地球がだんだん暖かくなると、雨があまり降らない干ばつが長くなり、お花が前のように大きく咲けなくなります。ミツバチは花からハチミツを集めるので、花が減るとハチも生きていくのがむずかしくなります。自然はこんなふうにつながっています。ただ、天気や自然はいろいろな要素がいっしょに働いているので、「一つの行動がすぐに一つの結果を生む」と言いきるよりも、大きな流れをいっしょに理解することのほうが大切です。
Q. 遠くにいる友だちと、どうやってともに歩めますか?
「助ける」を「かわいそうな人を一方的に世話する」と考えなくても大丈夫です。
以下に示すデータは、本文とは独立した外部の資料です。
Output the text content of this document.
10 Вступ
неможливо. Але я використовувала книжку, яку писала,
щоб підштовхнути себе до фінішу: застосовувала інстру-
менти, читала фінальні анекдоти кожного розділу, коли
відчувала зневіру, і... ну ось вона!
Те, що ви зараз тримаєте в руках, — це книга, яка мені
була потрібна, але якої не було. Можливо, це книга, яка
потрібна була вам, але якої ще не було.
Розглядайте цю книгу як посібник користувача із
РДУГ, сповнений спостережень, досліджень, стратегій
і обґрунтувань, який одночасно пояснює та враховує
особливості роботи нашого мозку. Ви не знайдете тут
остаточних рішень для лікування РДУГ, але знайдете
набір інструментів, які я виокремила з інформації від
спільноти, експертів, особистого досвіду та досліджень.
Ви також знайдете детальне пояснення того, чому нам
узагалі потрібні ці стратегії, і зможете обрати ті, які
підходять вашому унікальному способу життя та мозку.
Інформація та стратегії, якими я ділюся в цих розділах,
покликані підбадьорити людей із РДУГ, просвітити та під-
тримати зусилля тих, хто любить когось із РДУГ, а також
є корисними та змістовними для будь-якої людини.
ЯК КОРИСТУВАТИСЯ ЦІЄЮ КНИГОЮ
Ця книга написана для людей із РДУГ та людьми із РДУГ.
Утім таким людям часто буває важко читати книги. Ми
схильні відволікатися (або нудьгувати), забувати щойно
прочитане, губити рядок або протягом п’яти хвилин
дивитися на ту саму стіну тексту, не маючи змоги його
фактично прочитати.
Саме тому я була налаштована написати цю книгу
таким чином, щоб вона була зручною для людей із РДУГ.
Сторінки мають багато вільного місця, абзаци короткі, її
お互いのお話を分け合い、心をいっしょに集めること、それ自体が大きな力になります。たくさんの人が送る温かい手紙や関心が集まると、村に井戸を作ったり、子どもたちが学校に通えるようにしたりと、ほんとうの変化につながることがあります。大事なのは、「私が助けてあげる」より「いっしょにやってみよう」という、対等な気持ちです。
Q. お家で子どもといっしょにできる活動には、どんなものがありますか?
使っていない電気を消す、紙コップの代わりにマイボトルを使うといった、小さな省エネの習慣をいっしょに作ってみてください。それから、ほかの国や同じ町で大変な思いをしている友だちに、気持ちをこめた手紙を書いてみる活動もすてきです。遠くの友だちの暮らしや文化を知りたい、大事にしたいという気持ちをいっしょに話していくと、子どもは世界をもっと広く、温かく見るようになります。いちばん大切なのは「いっしょに」という気持ちです。
またおもしろいレッスンのお話を持って戻ってきますね。Didi より。